Breaking News

REGIONAL Buntut Kekerasan Aparat di Poco Leok, Dewan Pers Sebut Polisi Langgar UU Pers 09 Oct 2024 21:08

Article image
Satgas Anti Kekerasan Dewan Pers, Eric Tanjung (kedua dari kiri) bersama Pemred Floresa.co, Herry Kabut (ujung kanan) saat menggelar konferensi pers di Labuan Bajo. (Foto: Ist)
Dewan Pers, kata Eric, akan menyurati Kapolri dan Panglima TNI untuk memberikan atensi kepada semua anggotanya yang terlibat dalam penganiayaan terhadap jurnalis.

LABUAN BAJO, IndonesiaSatu.co-- Dewan Pers menyebut penangkapan dan penganiayaan Pemimpin Redaksi Floresa.co, Herry Kabut, oleh aparat kepolisian saat meliput unjuk rasa penolakan Proyek Geothermal di Poco Leok merupakan pelanggaran pidana serius.
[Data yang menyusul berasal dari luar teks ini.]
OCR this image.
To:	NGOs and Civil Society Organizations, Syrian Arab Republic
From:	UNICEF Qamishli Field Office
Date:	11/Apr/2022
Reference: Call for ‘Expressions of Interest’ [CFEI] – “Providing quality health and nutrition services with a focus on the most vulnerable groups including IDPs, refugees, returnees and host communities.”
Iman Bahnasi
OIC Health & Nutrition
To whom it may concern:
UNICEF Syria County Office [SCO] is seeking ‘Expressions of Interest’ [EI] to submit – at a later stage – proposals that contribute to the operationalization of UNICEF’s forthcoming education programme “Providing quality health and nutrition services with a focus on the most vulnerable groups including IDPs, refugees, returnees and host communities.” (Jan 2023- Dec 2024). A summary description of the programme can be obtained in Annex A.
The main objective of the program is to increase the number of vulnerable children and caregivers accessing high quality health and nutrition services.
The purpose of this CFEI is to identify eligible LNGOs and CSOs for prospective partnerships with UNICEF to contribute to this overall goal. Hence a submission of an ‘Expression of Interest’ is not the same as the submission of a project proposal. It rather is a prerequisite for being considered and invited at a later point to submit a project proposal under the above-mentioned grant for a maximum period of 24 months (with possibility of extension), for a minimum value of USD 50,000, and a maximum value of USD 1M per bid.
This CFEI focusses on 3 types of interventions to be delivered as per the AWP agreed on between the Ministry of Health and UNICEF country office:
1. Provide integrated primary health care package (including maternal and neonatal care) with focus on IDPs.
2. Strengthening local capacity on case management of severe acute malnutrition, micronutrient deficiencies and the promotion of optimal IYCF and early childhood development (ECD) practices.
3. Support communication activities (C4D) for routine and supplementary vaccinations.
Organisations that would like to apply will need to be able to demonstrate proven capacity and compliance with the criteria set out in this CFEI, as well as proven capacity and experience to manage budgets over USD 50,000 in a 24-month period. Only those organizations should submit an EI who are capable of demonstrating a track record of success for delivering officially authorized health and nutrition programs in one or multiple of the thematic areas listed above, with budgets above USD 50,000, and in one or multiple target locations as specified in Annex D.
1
Satgas Anti Kekerasan Dewan Pers, Eric Tanjung, mengatakan sesuai hasil assessment dan klarifikasi terhadap kasus tersebut, setidaknya ada tiga poin kekerasan yang dilakukan polisi terhadap Herry Kabut; yakni kekerasan fisik, perampasan alat kerja, dan intimidasi.

Eric menyebut, kasus yang dialami Herry Kabut sudah memenuhi unsur pidana seperti diatur dalam Pasal 18 ayat 1 Undang-undang Nomor 40 Tahun 1999 tentang Pers, dengan ancaman pidana penjara dua tahun dan denda Rp 500 juta.

"Tindakan polisi terhadap Pemimpin Redaksi Floresa.co dalam bentrok demo warga Poco Leok, telah mengancam kemerdekaan pers. Oleh karena itu, Satgas meminta kasus ini diusut tuntas," tegas Eric dalam konferensi pers di Labuan Bajo, Manggarai Barat, NTT, Senin (7/10/2024).

Eric mengatakan, termasuk yang memberikan perintah dalam hal ini adalah Kapolres Manggarai juga harus diperiksa, dievaluasi, serta semua anggota yang terlibat di Poco Leok harus diperiksa dan dievaluasi.

Diketahui, Herry Kabut dilaporkan ditangkap dan dianiaya polisi saat sedang meliput aksi warga Poco Leok, Kecamatan Satar Mese, Kabupaten Manggarai, pada Rabu (2/10/2024), dalam upaya menentang proyek geothermal.

Dalam kronologi yang ditulisnya, Herry mengatakan polisi menganiaya dan menyekapnya di dalam mobil selama beberapa jam, sebelum kemudian dibebaskan pada Rabu sore sekitar pukul 18.00 Wita.

Polisi juga, kata Herry, merampas handphone dan laptop, lalu memeriksa isi alat kerjanya itu.

Polisi membantah terkait penangkapan Herry dan menyebutnya hanya “diamankan” karena tidak bisa menunjukkan identitas berupa kartu pers.

“Kami tidak mengatakan yang bersangkutan seorang awak media walaupun faktanya dia seorang awak media. Kenapa kami tidak mengatakan atau menggiring yang bersangkutan ini selaku jurnalis karena di saat kita minta pembuktian kalau dia merupakan seorang jurnalis dia harus bisa menunjukkan kartu identitas jurnalis,” kata Kapolres Manggarai, AKBP Edwin Saleh, dalam konferensi pers pada Sabtu, 5 Oktober.

Kapolres Manggarai berdalil; “saya ingatkan kepada awak media bahwa saya juga punya hak untuk membuat laporan ke Dewan Pers terkait rekan-rekan media yang mengabaikan SOP dan kode etik jurnalistik dalam melaksanakan tugas atau liputan kegiatan, apalagi sekelas Pemred sebuah media.”

Eric yang juga Ketua Komite Keselamatan Jurnalis Indonesia, menjelaskan bahwa sebagai jurnalis dan Pemimpin Redaksi Floresa.co, Herry telah menjalankan Kode Etik Jurnalistik saat melakukan liputan di Poco Leok.

“Kami sudah memverifikasi, Herry menjalankan Kode Etik Jurnalistik dengan menunjukkan surat tugasnya kepada aparat yang meminta surat tugas untuk ditunjukkan oleh Herry. Mestinya dengan apa yang sudah dilakukan Herry sebagai jurnalis, oleh aparat (polisi, red) harus dihormati sebagai identitas jurnalis,” timpal Eric.

Dewan Pers, kata Eric, akan menyurati Kapolri dan Panglima TNI untuk memberikan atensi kepada semua anggotanya yang terlibat dalam penganiayaan terhadap jurnalis.